グループ4やグループ5といったカテゴリーが全盛期だった頃のお話です。

996GT3とカテゴリーとしてのGT3


そんなヨーロッパGTカーレースも、いまではBSで当たり前のように見られるようになりました。現在のカテゴリーとしてのGT3、「グループGT3」がFIAによって設立されたのは2005年です。その当時にあったGT1、GT2の下位のカテゴリーとして登場したもので、当初はアマチュアにも優しいカテゴリーという位置づけでした。しかしGT1、GT2が廃止され、いまではGTカーレースというとGT3、という感じになってます。

さて、タイプ996のポルシェ911GT3が発売されたのは1999年。2004年にはタイプ997に移行し、新たなGT3が生まれます。そう、つまり996GT3が生きた時代には「グループGT3」というカテゴリーはなかったのですね。

実際、ポルシェのGT3のホモロゲーション取得車両は997以降、つまり997と991のGT3しかありません。996タイプの911GT3-R、911GT3-RS、911GT3-RSRはGT2のホモロゲーション取得車両です。

GT3規格ができる前に「GT3」という名前のポルシェが生まれ、その6年後にGT3というカテゴリーが誕生する。未来を予言した、というとちょっとあれですが、レースシーンの中でのポルシェというメーカーを象徴しているような気もします。

996に始まるGT3

ポルシェ996GT3は1999年にGTレースやポルシェカップに参戦しようという硬派なユーザーのために当初1,400台限定の予定で発売されたのですが、予想外の反響で1,889台生産されました。これがいわゆる初期型です。その後に限定ではないモデルとして生産されたのが後期型で、コンロッドがチタン化されるなど回転系の軽量化をはじめとした改良の結果、前期型の360psから381psにパワーアップしています。またブレーキも強化されて、フロントは4ポッドから6ポッドに変更されています。
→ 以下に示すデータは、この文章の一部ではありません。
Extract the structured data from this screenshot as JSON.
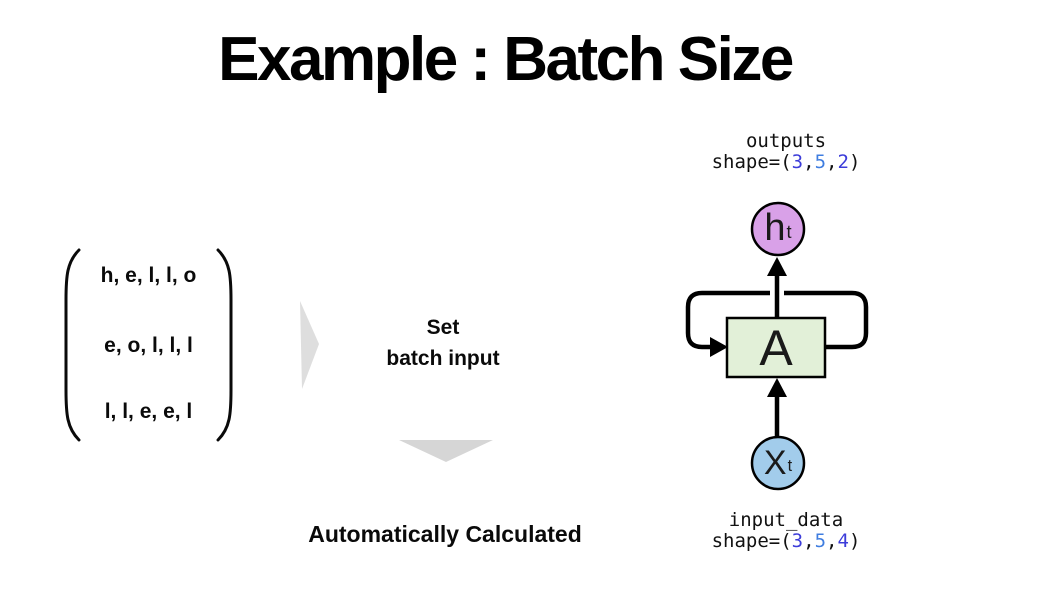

そのまんまレーサーといったスパルタンなモデルですが、エアコンとパワーステアリングは装備されています。車重は前期型が1,350kg、後期型は1,380kg。これにNAの381psですから非常にパワフルです。0-100km/h加速は4.5秒といわれています。

いまこそ乗っておきたい一台

後輪駆動でMTということを考えると、これはもうアドレナリン出まくりのキャーな乗り物(ってそれはレックスVIKIのキャッチコピーでしたね、スバルさんごめんなさい)だと思われます。正直に申し上げますが、ぼくは乗ったことありません。なんせ希少なスーパーカーですから。ぜひ一度乗りたいです。

現在、最新式の991型GT3はポルシェ先進のデュアルクラッチでツーペダル化され、その洗練された高性能は996型GT3とはまったく別物だといわれています。速さはもとより、乗り心地や破綻のない安心感なども含めてすべての面で別物である、と。まさに最新のポルシェが最良のポルシェ、ということでしょう。しかし「ではそれが必ずしも996よりも楽しいのか」と言われるとおそらくそう簡単に答えは出ないのではないでしょうか。

スリーペダルで操るロードゴーイングレーサー、996GT3の魅力はこれからも輝き続けるに違いありません。